Мне кажется, все мы устали от авангарда и псевдоавангарда в режиссуре и, думаю, что в этом отношении режиссура просто зашла в тупик, и надо как-то приближаться к человеческим вещам. Я считаю, что в театре главный — артист, его духовность, отношение к жизни. Театр, мне кажется, призван будить сознание, заставлять смеяться и страдать. Поэтому мы с упоением смотрим старые фильмы, так любим старых актеров. Они были человечными! Сейчас столько есть тем, проблем, а на сцене они абсолютно не отображаются! В моих спектаклях я сознательно не стремлюсь к форме, мне интересны те процессы, которые происходят с человеком. К счастью, наш театр во все времена придерживался именно этого направления. Я думаю, именно в этом привлекательность нашего театра для зрителей.

— Как вы считаете, почему говорят, что режиссура — не женская профессия?

— Она требует очень крепкого здоровья. Это очень большой физический труд, я не говорю уже об интеллектуальной стороне. Напряжение, которое испытывает режиссер во взаимоотношениях с артистами и во время организации спектакля, вряд ли можно сравнить еще с чем-то. Ведь ты не оканчиваешь работу над пьесой в конце рабочего дня. Она не отпускает тебя, чтобы ты ни делал: и ночью, и днем ты все время думаешь о спектакле. Трудно порой решать производственные проблемы. Мужчине легче быть категоричным, и даже крайняя резкость ему простительна. Женщине это чаще всего несвойственно. Кроме того, на женщине всегда большая нагрузка и в доме, и в жизни. А мужчина приходит и занимается только делом, а дома ждут жена и мама, готовые все для него сделать. И все-таки, чтобы там ни говорили о женской логике, я уверена, что у женщины она более гибкая, что ли, изобретательная. Женщина обладает более аналитическим складом ума, у нее больше терпения во взаимоотношениях с актерами. Ведь у каждого актера болезненное самолюбие, свои амбиции. Все это надо привести к одному знаменателю, подчинить той идее, по которой выстраиваешь спектакль.

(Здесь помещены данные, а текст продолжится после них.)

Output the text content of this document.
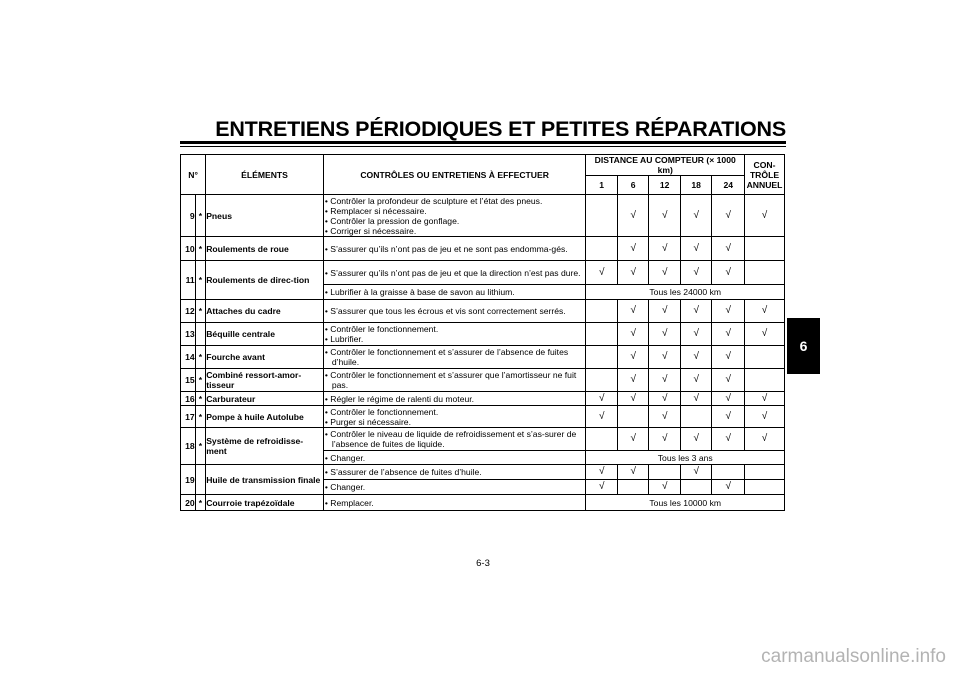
ENTRETIENS PÉRIODIQUES ET PETITES RÉPARATIONS
6
N°		ÉLÉMENTS	CONTRÔLES OU ENTRETIENS À EFFECTUER	DISTANCE AU COMPTEUR (× 1000 km)					CON-TRÔLE ANNUEL
				1	6	12	18	24	
9	*	Pneus	• Contrôler la profondeur de sculpture et l’état des pneus.
• Remplacer si nécessaire.
• Contrôler la pression de gonflage.
• Corriger si nécessaire.		√	√	√	√	√
10	*	Roulements de roue	• S’assurer qu’ils n’ont pas de jeu et ne sont pas endomma-gés.		√	√	√	√	
11	*	Roulements de direc-tion	• S’assurer qu’ils n’ont pas de jeu et que la direction n’est pas dure.	√	√	√	√	√	

			• Lubrifier à la graisse à base de savon au lithium.	Tous les 24000 km					
12	*	Attaches du cadre	• S’assurer que tous les écrous et vis sont correctement serrés.		√	√	√	√	√
13		Béquille centrale	• Contrôler le fonctionnement.
• Lubrifier.		√	√	√	√	√
14	*	Fourche avant	• Contrôler le fonctionnement et s’assurer de l’absence de fuites d’huile.		√	√	√	√	
15	*	Combiné ressort-amor-tisseur	• Contrôler le fonctionnement et s’assurer que l’amortisseur ne fuit pas.		√	√	√	√	
16	*	Carburateur	• Régler le régime de ralenti du moteur.	√	√	√	√	√	√
17	*	Pompe à huile Autolube	• Contrôler le fonctionnement.
• Purger si nécessaire.	√		√		√	√
18	*	Système de refroidisse-ment	• Contrôler le niveau de liquide de refroidissement et s’as-surer de l’absence de fuites de liquide.		√	√	√	√	√

			• Changer.	Tous les 3 ans					
19		Huile de transmission finale	• S’assurer de l’absence de fuites d’huile.	√	√		√		

			• Changer.	√		√		√	
20	*	Courroie trapézoïdale	• Remplacer.	Tous les 10000 km					
6-3
carmanualsonline.info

— Вам как актрисе режиссерское «я» не мешает?

— Мешает. Даже партнеры просят: «Только ты не следи за нами!» Я вообще в своих спектаклях не играю в первом составе. Играет другая актриса, а я уже позже выхожу. Одно дело — режиссерская работа, а другое — актерская. Те процессы, которые происходят в актере, устанавливаются и в процессе репетиций. А поскольку я как актриса репетирую мало, они у меня умозрительные и не проходят через мою биофизическую жизнь. Мне приходится эти процессы на протяжении первых нескольких спектаклей «наживать». И партнеры это ощущают. Но потом все становится на свои места.

— Вы обращали внимание, что имя Ирина (по-гречески означающее — мир) — знаковое для украинской режиссуры? Первая женщина-режиссер в Украине — Ирина Деева, нельзя не вспомнить Ирину Молостову, да и сегодня в Русской драме женщины-режиссеры — Ирина Дука и Ирина Барковская.

— Да, может быть… Я вообще очень мягкий человек по натуре, не повышаю голос. Но я Скорпион да еще левша, а для режиссера это — хороший знак. В решающие моменты становлюсь очень сильной. Становлюсь активнее в процессе борьбы, когда, казалось бы, я должна спасовать, опустить руки. Например, я выпускала спектакли, когда мужу делали операции, когда у меня умирала мама, умирала свекровь, когда умирала подруга... В сумасшедшем ритме, когда все надо успеть, именно работа всегда помогала мне пережить горе. Молю только Бога о здоровье. Мне нельзя расслабляться, потому что я нужна другим людям.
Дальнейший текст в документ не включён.